The test harness runs 7 discriminants through both serial and parallel paths, cross-validating 6 ways against known-good cached coefficients. 42 checks total.

Parallel Architecture

  • fork() gives each worker its own copy of all mutable ff_poly globals via COW — zero changes to the finite field library
  • Atomic work queue (__sync_fetch_and_add) dynamically balances load across workers — no static chunking
  • Shared memory (mmap MAP_SHARED) accumulators — zero disk I/O
  • Single ecrt_init in the parent before fork — workers inherit via COW, no redundant CRT precomputation
  • Per-prime work (find j-invariant, enumerate roots, build polynomial) done once, then ecrt_update called per P value

Benchmark Results (15 cores, cross-validated against known-good cached coefficients)

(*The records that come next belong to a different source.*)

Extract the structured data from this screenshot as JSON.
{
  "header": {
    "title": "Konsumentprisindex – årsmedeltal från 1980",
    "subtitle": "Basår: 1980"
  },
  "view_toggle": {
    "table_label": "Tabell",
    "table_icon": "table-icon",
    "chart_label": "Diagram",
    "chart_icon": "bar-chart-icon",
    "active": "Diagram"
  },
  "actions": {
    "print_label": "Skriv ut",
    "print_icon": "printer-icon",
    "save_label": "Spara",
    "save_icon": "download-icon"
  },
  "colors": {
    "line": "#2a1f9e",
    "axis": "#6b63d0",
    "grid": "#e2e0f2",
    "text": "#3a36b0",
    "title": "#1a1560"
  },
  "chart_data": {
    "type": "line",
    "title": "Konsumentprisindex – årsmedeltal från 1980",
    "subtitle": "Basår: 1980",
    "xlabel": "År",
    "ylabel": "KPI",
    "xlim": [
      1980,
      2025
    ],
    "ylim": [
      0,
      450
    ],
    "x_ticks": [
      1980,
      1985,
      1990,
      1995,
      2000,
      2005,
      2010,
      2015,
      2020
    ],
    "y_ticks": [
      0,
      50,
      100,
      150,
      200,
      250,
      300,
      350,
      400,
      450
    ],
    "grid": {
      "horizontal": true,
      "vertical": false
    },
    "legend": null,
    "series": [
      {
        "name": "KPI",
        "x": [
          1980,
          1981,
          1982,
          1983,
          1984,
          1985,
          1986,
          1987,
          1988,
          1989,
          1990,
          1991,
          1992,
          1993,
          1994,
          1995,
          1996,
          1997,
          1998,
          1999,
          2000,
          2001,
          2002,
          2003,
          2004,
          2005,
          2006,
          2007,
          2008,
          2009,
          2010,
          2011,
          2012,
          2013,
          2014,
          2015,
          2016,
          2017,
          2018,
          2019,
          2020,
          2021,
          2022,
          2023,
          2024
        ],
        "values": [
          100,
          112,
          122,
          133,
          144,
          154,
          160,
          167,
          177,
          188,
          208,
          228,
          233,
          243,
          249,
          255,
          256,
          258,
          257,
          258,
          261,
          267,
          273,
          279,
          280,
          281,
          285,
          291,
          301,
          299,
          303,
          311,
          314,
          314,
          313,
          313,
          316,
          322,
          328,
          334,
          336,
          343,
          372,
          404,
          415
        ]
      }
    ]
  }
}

D h(D) CRT primes Serial Parallel (15-core) Speedup All checks
-167995 57 222 0.1s 9ms 13.9x 6/6 OK
-7857907 293 1,103 3.5s 19ms 183.1x 6/6 OK
-4059339 389 1,333 2.5s 27ms 90.9x 6/6 OK
-14141835 589 1,978 10.6s 28ms 376.9x 6/6 OK
-54558307 781 2,964 26.2s 57ms 460.0x 6/6 OK
-137469067 1,198 4,399 65.6s 76ms 862.9x 6/6 OK
-64752003 1,397 4,563 41.9s 65ms 644.4x 6/6 OK
-268755307 1,677 6,161 2.1m 91ms 1,405x 6/6 OK
-92169307 1,868 5,764 46.1s 77ms 599x 6/6 OK
-261756723 2,237 7,910 2.9m 133ms 1,318x 6/6 OK
-289977907 2,405 7,790 2.7m 161ms 989x 6/6 OK
-471122787 2,749 9,973 6.6m 182ms 2,181x 6/6 OK
-309744003 3,369 10,756 3.9m 138ms 1,678x 6/6 OK
-947098723 3,531 12,390 8.1m 183ms 2,661x 6/6 OK
-367827107 4,695 14,428 5.4m 228ms 1,434x 6/6 OK
-895993939 4,883 16,030 8.0m 232ms 2,076x 6/6 OK
-692013211 5,215 15,993 7.1m 332ms 1,280x 6/6 OK
-500038611 5,425 16,493 7.6m 249ms 1,825x 6/6 OK
-1354169499 6,369 21,250 17.0m 430ms 2,374x 6/6 OK
-972154635 6,649 20,313 21.7m 351ms 3,708x 6/6 OK

Cross-validation: each discriminant verified 6 ways (serial vs cache P1, serial vs cache P2, parallel vs cache P1, parallel vs cache P2, serial vs parallel P1, serial vs parallel P2). 120/120 passed.